A 32-year-old male patient was admitted to our hospital due to chest pain and palpitation. The patient was a smoker, which increased his cardiovascular risk. Physical examination findings and blood tests were normal. Electrocardiography was in normal sinus rhythm without ischemic changes. Transthoracic echocardiography revealed an ejection fraction value of 60% without valvular abnormality. There was no rhythm abnormality during ambulatory electrocardiography monitoring. By contrast, exercise stress test showed ST-segment depressions in inferior leads without symptoms. Because coronary artery disease was suspected, diagnostic coronary angiography was performed. Interestingly, the angiography showed the sinoatrial nodal artery originating directly from the ascending aorta and draining into the left atrium with a fistulous connection (Fig. 1A,B). Coronary computed tomography angiography showed similar findings (Fig. 1C–F). There was no significant ischemia during myocardial perfusion scintigraphy. Because there was no evidence of ischemia or arrhythmia due to CCF, we decided to follow-up the patient without intervention. He had no clinical events for 6 months.
Figure 1

(A and B) Coronary angiographic appearance of the coronary cameral fistula between the sinoatrial nodal artery and the left atrium (arrows indicate the collaterals). (C–F) Coronary computed tomographic appearance of the coronary cameral fistula between the sinoatrial nodal artery and the left atrium (arrows indicate the sinoatrial nodal artery separate from the aorta with different ostium and drainage to the left atrium). Ao = aorta; LA = left atrium; RCA = right coronary artery; SA = sinoatrial.

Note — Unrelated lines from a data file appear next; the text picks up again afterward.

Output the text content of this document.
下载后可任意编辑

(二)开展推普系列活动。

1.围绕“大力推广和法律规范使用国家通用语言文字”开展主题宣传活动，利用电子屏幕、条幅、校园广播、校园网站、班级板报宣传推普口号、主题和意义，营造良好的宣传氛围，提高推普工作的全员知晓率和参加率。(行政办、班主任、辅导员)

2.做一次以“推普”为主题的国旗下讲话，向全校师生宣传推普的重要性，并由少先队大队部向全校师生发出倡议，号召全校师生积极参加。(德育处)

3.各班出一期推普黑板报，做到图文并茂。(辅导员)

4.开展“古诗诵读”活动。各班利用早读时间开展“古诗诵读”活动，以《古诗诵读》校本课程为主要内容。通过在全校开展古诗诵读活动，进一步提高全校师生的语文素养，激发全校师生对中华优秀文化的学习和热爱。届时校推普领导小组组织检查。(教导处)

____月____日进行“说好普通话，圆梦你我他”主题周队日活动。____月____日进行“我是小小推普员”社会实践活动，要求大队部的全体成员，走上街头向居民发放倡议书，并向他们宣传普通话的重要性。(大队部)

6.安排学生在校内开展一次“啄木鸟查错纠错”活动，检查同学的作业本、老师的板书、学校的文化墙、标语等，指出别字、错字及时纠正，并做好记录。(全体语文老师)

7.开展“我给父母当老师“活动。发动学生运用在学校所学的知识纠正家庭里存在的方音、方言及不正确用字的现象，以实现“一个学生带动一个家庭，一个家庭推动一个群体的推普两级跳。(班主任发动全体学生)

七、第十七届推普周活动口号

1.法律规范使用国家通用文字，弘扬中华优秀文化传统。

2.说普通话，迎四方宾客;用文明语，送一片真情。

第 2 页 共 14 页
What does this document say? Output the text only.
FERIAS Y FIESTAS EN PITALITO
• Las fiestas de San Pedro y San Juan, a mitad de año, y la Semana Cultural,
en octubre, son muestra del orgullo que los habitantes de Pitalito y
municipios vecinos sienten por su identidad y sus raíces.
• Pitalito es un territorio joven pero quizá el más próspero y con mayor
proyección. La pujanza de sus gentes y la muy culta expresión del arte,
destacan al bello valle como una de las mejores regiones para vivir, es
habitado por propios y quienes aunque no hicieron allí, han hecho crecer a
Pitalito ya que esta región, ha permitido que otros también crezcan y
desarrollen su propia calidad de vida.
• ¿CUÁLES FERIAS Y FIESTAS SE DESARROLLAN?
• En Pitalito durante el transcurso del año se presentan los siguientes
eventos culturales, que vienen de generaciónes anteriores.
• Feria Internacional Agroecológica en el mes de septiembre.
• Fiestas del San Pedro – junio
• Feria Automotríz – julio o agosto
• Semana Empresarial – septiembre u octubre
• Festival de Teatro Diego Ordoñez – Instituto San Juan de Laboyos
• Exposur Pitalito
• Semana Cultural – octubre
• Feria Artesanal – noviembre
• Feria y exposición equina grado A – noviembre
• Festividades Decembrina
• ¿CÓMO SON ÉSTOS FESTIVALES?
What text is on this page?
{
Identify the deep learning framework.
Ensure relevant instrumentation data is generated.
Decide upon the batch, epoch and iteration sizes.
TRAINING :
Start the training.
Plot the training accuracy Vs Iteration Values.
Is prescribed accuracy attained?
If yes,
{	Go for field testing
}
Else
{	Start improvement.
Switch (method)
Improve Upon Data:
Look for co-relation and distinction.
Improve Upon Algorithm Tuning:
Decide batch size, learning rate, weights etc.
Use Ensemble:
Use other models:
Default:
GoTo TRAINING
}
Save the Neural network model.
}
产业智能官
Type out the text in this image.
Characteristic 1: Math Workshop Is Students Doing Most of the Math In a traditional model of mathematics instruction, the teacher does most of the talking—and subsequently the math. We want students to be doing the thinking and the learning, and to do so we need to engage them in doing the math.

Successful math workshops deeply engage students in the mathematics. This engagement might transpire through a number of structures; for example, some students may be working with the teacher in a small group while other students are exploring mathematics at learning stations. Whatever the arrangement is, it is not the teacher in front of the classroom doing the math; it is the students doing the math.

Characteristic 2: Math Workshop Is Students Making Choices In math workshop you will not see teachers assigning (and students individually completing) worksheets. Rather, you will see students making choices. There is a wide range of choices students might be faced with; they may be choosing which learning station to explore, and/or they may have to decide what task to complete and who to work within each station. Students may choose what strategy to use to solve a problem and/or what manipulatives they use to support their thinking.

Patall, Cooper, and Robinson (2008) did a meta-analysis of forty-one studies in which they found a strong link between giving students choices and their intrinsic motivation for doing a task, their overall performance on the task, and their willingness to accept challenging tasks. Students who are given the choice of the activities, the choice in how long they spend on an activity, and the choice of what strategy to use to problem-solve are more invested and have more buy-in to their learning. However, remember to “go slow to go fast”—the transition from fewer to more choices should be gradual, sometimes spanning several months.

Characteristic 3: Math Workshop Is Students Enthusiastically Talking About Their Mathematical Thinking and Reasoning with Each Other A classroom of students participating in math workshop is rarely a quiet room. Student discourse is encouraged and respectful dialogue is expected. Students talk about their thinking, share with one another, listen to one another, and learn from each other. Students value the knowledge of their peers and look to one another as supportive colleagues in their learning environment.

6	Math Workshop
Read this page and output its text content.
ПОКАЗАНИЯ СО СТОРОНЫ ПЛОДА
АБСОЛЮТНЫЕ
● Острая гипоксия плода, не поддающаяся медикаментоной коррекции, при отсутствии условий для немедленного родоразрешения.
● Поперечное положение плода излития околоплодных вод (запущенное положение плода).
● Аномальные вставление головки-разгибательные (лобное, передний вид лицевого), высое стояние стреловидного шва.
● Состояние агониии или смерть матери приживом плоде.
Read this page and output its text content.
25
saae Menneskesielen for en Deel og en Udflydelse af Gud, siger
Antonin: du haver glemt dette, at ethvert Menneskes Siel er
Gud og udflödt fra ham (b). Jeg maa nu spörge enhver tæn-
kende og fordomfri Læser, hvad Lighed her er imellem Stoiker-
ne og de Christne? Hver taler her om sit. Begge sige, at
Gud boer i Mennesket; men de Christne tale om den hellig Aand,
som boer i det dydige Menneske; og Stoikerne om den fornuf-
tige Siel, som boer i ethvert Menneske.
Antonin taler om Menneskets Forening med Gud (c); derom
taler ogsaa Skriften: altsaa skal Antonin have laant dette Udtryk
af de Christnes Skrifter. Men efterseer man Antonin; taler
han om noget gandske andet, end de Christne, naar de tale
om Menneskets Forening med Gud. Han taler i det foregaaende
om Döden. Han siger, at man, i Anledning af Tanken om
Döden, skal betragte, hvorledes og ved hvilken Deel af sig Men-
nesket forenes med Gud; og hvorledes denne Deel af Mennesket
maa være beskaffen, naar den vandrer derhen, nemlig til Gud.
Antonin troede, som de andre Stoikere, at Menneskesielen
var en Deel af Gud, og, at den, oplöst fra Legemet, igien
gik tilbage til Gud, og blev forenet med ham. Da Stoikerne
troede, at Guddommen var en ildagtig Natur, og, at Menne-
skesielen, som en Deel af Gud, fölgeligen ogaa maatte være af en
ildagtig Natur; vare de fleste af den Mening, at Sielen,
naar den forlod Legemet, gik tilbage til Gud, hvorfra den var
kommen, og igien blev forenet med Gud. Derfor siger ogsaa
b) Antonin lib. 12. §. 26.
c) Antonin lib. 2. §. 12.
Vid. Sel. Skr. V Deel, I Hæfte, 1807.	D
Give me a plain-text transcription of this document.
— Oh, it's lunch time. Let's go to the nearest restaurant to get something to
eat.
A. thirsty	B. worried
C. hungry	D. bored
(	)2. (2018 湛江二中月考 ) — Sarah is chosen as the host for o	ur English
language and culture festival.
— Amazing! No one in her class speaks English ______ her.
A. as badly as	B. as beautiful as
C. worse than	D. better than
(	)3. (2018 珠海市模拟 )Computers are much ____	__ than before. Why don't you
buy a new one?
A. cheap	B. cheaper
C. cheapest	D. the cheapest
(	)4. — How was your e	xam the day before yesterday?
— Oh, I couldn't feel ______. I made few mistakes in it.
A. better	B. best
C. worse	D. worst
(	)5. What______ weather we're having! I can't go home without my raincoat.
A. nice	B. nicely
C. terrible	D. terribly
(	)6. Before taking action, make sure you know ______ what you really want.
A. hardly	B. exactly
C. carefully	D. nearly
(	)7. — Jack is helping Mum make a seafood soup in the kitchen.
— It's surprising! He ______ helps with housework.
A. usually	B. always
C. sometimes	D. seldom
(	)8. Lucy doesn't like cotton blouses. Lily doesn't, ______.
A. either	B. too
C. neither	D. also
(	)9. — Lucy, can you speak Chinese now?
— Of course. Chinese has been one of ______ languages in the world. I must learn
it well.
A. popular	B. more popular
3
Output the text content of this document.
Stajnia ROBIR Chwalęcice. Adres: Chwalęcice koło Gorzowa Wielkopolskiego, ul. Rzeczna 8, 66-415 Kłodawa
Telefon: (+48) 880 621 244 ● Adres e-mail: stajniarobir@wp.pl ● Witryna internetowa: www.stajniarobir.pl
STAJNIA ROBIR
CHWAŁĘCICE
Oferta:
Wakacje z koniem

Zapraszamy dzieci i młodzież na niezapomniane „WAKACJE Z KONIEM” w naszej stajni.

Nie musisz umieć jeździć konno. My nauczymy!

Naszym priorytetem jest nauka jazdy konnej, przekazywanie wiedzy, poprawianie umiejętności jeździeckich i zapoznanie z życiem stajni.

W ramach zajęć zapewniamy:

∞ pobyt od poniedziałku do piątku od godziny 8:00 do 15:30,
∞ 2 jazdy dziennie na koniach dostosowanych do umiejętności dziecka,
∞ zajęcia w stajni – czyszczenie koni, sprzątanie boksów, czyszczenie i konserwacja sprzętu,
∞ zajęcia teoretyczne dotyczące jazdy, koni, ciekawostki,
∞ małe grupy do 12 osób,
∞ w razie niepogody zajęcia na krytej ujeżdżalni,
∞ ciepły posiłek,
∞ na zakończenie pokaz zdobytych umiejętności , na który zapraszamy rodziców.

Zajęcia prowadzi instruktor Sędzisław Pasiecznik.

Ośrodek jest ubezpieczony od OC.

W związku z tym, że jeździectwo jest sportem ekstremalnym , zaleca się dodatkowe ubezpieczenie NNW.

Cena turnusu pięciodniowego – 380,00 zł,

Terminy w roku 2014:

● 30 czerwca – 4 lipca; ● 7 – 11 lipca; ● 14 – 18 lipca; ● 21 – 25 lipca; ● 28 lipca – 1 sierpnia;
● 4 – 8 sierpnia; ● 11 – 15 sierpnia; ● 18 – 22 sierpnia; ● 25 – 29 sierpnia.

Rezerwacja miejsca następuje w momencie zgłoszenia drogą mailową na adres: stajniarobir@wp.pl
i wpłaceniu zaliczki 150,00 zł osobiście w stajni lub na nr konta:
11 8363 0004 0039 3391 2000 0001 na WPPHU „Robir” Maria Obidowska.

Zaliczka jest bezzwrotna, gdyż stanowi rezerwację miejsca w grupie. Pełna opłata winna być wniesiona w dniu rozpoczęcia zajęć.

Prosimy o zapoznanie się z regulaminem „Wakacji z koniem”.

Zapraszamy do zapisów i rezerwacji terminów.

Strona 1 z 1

(A and B) Coronary angiographic appearance of the coronary cameral fistula between the sinoatrial nodal artery and the left atrium (arrows indicate the collaterals). (C–F) Coronary computed tomographic appearance of the coronary cameral fistula between the sinoatrial nodal artery and the left atrium (arrows indicate the sinoatrial nodal artery separate from the aorta with different ostium and drainage to the left atrium). Ao = aorta; LA = left atrium; RCA = right coronary artery; SA = sinoatrial.

Discussion

Coronary artery anomalies include anomalies of origin, termination, structure, or course [1], [2]. Coronary artery fistula is among the abnormalities of termination. CCF usually results from aberrancy in normal embryological development. Trauma, cardiac surgery, or invasive cardiac procedures may also lead to the development of CCF [1], [3], [4]. Diagnosis can be made using coronary angiography, cardiac computed tomography, or echocardiography. About 60% of fistulas originate from the right coronary artery, followed in frequency by the left anterior descending artery, the circumflex artery, diagonal branches, and rarely, the left main coronary artery [5]. They drain into the right-sided heart chamber or great vessel in approximately 90% of cases [5]. Fistula draining into the left heart chambers is very rare, with fistula draining into the left atrium, as in this case, being the rarest [5]. CCF is usually asymptomatic and may be followed up clinically or medically. The indications for intervention include the presence of significant left-to-right shunt, left ventricular volume overload, myocardial ischemia, left ventricular dysfunction, congestive cardiac failure, and prevention of endocarditis/endarteritis [1], [6]. Interventions may be percutaneous or surgical. Surgical closure of the fistula may be performed. Percutaneous intervention with various types of occlusion coils, vascular plugs, covered stents, and umbrella devices may be also used [7]. Our case is interesting in a way that the rarest type of fistula (i.e., drainage to the left atrium) is present and the fistula is viewed using different imaging techniques.